Oh sorry I wasn't being clear. I don't think -s *summ.json.gz works because of the way ArgumentParser is set up, but at the same time it's not necessary.

As an example, I was thinking that ./parse_num_subclones_PhyloWGS.R can take as input the directory path of /hot/project/method/AlgorithmEvaluation/BNCH-000082-SRCRNDSeed/pipeline-call-src/run-mutect2-battenberg-phylowgs/output/consensus_tree/. Then in the script you can do a list.files() and then loop through each of the file paths, read them in, get number of subclones and save everything in a data frame. Then you can save 1 data frame per pipeline like the one used by the plotting script

lydiayliu commented 1 year ago

I got another review request but don't see any changes. Did you push your commits?

philsteinberg commented 1 year ago

I got another review request but don't see any changes. Did you push your commits?

Ah sorry I just saw the above comment. I have not addressed it yet, will do it after class/lab meeting.

philsteinberg commented 1 year ago

@lydiayliu changes are implemented now!

lydiayliu commented 1 year ago

uh so I tried to commit one minor change (editing out the comment on parse_consensus_tree_phyloWGS.R) but I get the error

Interesting, I have not seen this before. Did you try to push using a different computer, or locally vs on the cluster with ssh or something? It seems like a github credential error.

fatal: Authentication failed for 'https://github.com/uclahs-cds/project-AlgorithmEvaluation-BNCH-000082-SRCRNDSeed/' The https:// here should be the issue, it should be ssh, like git@github.com:uclahs-cds/project-method-AlgorithmEvaluation-BNCH-000082-SRCRNDSeed

I don't mind if you just edit the script on the web and commit the change to this branch / PR! I sometimes take advantage of the interactive online github as well when I'm fixing small things

philsteinberg commented 1 year ago

uh so I tried to commit one minor change (editing out the comment on parse_consensus_tree_phyloWGS.R) but I get the error

Interesting, I have not seen this before. Did you try to push using a different computer, or locally vs on the cluster with ssh or something?
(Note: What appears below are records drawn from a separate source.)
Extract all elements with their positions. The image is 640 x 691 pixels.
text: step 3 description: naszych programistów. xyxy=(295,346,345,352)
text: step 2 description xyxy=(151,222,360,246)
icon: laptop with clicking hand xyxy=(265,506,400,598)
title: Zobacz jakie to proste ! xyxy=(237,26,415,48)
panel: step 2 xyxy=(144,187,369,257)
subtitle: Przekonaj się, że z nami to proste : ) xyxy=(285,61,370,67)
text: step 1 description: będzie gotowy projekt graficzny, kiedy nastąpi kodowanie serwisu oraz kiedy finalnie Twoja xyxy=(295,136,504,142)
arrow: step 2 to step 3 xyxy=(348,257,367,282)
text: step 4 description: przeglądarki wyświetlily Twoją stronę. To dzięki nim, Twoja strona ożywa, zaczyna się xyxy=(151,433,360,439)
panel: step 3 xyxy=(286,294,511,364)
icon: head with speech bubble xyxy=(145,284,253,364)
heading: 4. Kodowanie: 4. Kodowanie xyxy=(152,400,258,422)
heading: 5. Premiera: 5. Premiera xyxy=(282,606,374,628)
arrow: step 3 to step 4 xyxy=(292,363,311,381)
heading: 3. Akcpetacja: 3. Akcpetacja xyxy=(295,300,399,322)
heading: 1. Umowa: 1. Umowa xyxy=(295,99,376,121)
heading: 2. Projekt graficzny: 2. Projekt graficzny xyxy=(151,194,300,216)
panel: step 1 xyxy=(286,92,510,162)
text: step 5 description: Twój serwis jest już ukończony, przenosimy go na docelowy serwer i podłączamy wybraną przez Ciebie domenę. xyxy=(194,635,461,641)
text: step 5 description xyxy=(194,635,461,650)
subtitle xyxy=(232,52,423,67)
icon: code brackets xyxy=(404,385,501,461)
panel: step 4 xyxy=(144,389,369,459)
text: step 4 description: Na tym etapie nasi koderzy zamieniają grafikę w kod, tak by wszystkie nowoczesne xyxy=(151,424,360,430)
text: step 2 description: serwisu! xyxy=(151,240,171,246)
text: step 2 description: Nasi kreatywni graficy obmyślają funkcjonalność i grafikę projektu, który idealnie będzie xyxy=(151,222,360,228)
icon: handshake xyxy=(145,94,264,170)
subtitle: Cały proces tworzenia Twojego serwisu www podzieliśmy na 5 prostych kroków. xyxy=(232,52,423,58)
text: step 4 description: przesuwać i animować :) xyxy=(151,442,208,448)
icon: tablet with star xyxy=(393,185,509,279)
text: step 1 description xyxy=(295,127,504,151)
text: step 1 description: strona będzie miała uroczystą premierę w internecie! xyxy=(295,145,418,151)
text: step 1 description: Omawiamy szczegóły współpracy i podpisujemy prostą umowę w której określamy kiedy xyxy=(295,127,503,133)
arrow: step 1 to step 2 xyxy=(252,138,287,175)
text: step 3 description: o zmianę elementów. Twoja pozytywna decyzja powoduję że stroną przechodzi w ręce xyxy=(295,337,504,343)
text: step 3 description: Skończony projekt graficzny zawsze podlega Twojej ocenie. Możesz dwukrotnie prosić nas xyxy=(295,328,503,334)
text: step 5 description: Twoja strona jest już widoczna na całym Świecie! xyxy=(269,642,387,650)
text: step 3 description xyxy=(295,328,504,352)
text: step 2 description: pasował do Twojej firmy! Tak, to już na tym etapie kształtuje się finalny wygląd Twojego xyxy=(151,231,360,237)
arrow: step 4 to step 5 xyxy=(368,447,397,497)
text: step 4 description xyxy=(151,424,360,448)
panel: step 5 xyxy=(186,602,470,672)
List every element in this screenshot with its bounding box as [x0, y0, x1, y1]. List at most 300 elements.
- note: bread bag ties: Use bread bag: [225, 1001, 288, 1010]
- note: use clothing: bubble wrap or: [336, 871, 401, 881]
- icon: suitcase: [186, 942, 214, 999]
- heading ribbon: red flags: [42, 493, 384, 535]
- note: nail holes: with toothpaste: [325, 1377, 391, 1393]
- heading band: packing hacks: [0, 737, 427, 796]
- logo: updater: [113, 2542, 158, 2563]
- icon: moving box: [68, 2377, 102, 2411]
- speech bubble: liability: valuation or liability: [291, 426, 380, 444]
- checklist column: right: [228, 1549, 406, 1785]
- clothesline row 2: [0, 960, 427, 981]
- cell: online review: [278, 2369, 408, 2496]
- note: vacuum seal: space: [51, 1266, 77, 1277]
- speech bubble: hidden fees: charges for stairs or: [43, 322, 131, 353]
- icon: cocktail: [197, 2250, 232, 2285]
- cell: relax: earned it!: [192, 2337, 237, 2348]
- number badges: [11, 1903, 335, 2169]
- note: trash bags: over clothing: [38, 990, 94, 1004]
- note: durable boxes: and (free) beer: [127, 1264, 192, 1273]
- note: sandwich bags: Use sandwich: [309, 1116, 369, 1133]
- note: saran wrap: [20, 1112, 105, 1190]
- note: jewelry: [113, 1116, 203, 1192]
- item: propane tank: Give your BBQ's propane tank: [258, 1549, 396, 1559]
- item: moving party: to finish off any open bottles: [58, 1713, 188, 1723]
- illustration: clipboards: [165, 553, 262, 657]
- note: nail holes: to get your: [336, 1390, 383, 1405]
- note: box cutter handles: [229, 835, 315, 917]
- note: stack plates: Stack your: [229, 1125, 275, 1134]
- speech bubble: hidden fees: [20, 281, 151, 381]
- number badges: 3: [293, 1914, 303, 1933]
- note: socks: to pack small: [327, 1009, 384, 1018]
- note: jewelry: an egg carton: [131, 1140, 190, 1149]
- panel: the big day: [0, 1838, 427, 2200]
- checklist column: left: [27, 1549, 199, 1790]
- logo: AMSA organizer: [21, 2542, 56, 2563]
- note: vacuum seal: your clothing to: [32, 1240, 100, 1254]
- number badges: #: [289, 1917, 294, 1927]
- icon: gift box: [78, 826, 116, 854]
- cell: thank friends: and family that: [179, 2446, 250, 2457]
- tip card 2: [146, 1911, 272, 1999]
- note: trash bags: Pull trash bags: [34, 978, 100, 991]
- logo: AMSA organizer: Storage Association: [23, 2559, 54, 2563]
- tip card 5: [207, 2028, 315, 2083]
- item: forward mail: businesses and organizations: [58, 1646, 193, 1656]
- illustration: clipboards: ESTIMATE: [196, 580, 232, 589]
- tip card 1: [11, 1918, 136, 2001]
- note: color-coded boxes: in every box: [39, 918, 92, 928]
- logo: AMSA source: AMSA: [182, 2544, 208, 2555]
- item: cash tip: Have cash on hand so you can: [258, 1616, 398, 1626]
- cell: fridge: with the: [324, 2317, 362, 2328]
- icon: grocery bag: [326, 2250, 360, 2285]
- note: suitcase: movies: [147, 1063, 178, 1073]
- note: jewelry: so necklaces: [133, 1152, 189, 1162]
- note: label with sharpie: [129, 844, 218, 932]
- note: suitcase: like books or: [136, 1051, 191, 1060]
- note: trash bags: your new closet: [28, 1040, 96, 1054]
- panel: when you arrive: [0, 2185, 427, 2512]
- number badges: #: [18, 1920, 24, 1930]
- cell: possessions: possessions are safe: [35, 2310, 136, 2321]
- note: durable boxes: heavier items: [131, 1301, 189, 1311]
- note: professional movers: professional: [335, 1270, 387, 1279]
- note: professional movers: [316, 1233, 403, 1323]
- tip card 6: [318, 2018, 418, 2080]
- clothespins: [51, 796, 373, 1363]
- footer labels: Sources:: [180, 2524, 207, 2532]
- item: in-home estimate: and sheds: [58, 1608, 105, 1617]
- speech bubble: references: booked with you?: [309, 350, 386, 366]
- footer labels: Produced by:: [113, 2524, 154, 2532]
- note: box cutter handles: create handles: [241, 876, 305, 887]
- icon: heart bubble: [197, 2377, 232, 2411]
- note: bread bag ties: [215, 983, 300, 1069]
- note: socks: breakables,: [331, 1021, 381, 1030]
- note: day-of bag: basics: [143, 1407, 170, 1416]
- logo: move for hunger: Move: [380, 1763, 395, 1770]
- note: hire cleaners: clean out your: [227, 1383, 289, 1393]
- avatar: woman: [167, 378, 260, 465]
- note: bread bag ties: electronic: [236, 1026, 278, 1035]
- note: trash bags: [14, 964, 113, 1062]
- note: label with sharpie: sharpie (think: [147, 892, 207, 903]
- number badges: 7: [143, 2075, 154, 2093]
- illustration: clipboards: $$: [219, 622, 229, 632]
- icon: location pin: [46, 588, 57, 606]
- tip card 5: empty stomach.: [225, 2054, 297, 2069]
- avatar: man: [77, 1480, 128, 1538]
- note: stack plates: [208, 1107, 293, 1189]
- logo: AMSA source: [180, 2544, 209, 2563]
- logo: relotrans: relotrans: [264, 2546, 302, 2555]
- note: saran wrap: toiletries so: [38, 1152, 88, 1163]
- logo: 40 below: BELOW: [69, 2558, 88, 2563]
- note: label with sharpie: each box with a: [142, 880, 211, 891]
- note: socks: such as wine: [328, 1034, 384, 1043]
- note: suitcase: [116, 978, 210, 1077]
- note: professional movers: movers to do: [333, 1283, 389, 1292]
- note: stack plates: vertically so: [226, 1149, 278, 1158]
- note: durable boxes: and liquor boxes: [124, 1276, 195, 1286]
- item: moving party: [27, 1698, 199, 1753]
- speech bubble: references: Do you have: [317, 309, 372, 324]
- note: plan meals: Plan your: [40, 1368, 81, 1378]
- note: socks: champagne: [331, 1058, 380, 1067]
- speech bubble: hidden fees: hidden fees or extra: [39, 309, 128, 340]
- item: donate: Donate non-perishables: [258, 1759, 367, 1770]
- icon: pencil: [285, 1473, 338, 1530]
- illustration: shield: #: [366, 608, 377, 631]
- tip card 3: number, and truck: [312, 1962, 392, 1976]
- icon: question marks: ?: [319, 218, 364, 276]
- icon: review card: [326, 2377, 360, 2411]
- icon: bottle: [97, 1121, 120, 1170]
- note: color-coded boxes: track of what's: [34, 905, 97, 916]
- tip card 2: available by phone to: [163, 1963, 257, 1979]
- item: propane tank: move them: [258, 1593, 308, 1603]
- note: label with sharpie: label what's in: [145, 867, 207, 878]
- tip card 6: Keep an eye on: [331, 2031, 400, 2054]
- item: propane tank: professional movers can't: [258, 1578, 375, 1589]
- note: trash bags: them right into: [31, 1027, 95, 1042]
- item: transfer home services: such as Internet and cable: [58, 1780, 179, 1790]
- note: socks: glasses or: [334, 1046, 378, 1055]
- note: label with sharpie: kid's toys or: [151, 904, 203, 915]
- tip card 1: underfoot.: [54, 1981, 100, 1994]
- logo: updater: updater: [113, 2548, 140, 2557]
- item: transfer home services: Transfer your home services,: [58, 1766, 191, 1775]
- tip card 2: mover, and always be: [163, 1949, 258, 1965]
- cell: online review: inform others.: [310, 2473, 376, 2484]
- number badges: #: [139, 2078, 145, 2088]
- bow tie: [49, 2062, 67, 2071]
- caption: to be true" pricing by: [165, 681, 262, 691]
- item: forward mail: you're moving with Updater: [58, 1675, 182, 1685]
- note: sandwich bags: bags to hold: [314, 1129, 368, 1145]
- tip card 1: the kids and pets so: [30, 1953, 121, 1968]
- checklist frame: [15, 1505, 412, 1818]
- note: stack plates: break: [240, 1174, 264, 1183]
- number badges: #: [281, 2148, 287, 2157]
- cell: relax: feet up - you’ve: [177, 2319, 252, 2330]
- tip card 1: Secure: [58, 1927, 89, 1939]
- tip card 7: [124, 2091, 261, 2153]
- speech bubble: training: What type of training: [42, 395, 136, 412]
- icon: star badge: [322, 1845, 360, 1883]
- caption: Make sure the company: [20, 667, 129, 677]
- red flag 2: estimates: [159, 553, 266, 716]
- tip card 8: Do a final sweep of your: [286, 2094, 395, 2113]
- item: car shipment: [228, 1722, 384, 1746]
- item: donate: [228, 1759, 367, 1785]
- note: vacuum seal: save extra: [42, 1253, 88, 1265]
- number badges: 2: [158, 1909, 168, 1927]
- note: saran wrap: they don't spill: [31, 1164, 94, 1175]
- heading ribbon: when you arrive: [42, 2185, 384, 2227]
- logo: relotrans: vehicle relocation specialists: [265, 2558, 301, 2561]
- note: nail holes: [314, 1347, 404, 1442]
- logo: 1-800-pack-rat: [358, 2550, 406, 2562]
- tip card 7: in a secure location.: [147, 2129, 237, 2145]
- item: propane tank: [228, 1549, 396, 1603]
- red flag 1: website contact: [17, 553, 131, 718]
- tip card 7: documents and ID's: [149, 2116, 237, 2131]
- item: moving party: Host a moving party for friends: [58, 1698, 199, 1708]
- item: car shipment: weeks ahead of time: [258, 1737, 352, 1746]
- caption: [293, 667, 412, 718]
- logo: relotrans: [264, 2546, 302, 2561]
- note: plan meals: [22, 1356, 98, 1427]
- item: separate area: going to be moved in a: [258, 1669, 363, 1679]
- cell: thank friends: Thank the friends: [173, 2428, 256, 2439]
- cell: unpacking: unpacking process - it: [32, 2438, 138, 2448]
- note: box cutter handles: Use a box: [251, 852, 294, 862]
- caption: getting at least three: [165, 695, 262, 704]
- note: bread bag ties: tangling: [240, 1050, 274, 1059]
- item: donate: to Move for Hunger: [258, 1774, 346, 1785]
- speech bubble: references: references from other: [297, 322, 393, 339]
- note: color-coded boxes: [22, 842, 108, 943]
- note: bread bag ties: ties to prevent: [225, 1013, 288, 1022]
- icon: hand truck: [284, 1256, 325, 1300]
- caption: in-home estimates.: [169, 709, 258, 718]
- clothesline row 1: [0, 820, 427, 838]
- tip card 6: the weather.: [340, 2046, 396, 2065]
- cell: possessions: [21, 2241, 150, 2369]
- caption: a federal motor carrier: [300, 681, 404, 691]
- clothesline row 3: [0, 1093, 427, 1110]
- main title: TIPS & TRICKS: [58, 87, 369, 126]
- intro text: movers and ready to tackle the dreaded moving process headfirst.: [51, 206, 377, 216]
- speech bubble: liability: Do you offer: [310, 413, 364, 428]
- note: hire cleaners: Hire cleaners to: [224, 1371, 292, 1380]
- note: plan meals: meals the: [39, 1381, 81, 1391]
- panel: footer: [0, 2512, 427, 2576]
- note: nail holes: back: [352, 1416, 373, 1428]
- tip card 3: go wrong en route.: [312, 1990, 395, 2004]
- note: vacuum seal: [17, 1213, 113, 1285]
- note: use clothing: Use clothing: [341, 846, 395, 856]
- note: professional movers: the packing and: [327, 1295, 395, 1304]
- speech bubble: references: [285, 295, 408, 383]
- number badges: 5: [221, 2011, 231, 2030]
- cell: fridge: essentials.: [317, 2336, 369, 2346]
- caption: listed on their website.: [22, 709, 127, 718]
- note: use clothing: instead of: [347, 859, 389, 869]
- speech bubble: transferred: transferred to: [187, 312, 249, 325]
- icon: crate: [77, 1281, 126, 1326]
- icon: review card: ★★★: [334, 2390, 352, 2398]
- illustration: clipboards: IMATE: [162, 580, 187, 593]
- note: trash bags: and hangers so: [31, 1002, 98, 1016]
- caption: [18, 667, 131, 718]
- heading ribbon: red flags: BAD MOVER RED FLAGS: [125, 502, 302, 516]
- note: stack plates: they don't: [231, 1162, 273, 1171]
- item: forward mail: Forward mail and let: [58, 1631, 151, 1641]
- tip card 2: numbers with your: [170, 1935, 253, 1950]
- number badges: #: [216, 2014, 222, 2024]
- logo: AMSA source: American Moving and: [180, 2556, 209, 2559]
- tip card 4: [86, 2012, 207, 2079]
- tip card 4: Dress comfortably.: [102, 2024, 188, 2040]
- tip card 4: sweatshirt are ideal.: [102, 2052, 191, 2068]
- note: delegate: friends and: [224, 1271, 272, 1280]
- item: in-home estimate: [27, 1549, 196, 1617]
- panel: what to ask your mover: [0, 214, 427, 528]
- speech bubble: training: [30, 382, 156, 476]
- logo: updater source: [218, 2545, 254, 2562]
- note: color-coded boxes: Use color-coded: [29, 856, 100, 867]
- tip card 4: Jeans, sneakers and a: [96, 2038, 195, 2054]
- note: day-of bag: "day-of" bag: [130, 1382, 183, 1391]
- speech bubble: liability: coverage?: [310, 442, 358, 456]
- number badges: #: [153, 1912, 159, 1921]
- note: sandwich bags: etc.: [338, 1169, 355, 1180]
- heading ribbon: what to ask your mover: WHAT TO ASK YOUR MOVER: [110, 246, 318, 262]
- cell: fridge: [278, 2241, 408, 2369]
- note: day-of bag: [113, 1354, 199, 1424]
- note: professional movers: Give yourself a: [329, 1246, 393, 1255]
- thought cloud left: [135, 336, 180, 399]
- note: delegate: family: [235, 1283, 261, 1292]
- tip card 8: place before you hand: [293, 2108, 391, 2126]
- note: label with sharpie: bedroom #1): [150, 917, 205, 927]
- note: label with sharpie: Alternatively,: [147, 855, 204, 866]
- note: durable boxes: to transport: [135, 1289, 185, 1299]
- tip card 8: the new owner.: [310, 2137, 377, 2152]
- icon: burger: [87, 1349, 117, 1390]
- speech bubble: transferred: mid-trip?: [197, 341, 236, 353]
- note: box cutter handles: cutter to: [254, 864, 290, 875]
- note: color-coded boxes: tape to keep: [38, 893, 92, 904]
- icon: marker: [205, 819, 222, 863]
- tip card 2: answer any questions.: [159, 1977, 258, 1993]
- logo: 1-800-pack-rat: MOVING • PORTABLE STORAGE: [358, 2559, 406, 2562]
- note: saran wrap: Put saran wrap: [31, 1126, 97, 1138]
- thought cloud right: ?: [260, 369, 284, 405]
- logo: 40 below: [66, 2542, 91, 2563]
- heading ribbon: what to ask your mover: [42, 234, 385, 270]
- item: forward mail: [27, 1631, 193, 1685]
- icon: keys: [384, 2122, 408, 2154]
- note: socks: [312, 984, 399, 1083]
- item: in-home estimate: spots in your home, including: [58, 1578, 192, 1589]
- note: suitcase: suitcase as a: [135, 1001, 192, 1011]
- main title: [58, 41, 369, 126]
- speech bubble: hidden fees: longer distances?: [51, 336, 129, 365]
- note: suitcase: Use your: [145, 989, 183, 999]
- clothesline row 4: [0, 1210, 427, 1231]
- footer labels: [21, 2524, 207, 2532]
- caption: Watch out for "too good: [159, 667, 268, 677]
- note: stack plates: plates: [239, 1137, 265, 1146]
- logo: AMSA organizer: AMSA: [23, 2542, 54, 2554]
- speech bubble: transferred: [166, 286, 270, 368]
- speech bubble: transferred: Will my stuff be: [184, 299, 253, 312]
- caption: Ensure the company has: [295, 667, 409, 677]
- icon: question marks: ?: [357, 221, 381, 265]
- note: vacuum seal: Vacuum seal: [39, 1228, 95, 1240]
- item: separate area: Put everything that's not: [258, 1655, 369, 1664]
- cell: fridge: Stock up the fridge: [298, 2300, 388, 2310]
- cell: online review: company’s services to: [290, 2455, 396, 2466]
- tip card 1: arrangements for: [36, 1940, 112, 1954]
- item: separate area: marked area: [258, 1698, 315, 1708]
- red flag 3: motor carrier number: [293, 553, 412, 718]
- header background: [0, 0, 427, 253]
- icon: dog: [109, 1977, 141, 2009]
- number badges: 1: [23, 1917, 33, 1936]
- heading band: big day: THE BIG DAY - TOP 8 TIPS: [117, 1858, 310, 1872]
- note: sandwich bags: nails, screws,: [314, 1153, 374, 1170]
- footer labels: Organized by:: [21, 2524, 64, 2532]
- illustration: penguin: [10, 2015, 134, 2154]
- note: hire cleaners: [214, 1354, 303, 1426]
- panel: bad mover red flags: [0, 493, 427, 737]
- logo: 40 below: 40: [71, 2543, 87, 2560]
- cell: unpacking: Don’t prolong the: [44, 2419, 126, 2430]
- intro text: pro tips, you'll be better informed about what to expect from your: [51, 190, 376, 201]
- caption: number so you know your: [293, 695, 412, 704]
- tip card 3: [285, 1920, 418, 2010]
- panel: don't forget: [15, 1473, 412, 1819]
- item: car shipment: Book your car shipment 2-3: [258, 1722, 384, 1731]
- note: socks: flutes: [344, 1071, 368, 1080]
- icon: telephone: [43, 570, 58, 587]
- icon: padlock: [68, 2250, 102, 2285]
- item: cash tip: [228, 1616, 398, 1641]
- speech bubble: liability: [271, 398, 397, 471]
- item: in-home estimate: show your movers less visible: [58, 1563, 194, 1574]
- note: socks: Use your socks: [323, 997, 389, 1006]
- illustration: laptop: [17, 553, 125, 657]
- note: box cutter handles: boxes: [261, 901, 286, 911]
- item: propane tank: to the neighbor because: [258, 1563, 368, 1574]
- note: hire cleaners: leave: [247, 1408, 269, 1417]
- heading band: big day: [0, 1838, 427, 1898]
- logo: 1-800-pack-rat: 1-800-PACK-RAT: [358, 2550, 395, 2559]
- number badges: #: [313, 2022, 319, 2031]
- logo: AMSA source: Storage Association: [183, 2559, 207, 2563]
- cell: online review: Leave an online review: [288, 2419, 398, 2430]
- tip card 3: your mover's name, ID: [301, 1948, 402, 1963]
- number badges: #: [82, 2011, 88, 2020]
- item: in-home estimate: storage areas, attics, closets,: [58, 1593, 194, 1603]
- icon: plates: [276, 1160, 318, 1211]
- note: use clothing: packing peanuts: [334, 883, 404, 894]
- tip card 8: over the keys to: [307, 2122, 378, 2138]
It seems like a github credential error.

fatal: Authentication failed for 'https://github.com/uclahs-cds/project-AlgorithmEvaluation-BNCH-000082-SRCRNDSeed/' The https:// here should be the issue, it should be ssh, like git@github.com:uclahs-cds/project-method-AlgorithmEvaluation-BNCH-000082-SRCRNDSeed

I don't mind if you just edit the script on the web and commit the change to this branch / PR! I sometimes take advantage of the interactive online github as well when I'm fixing small things

Works again, thanks!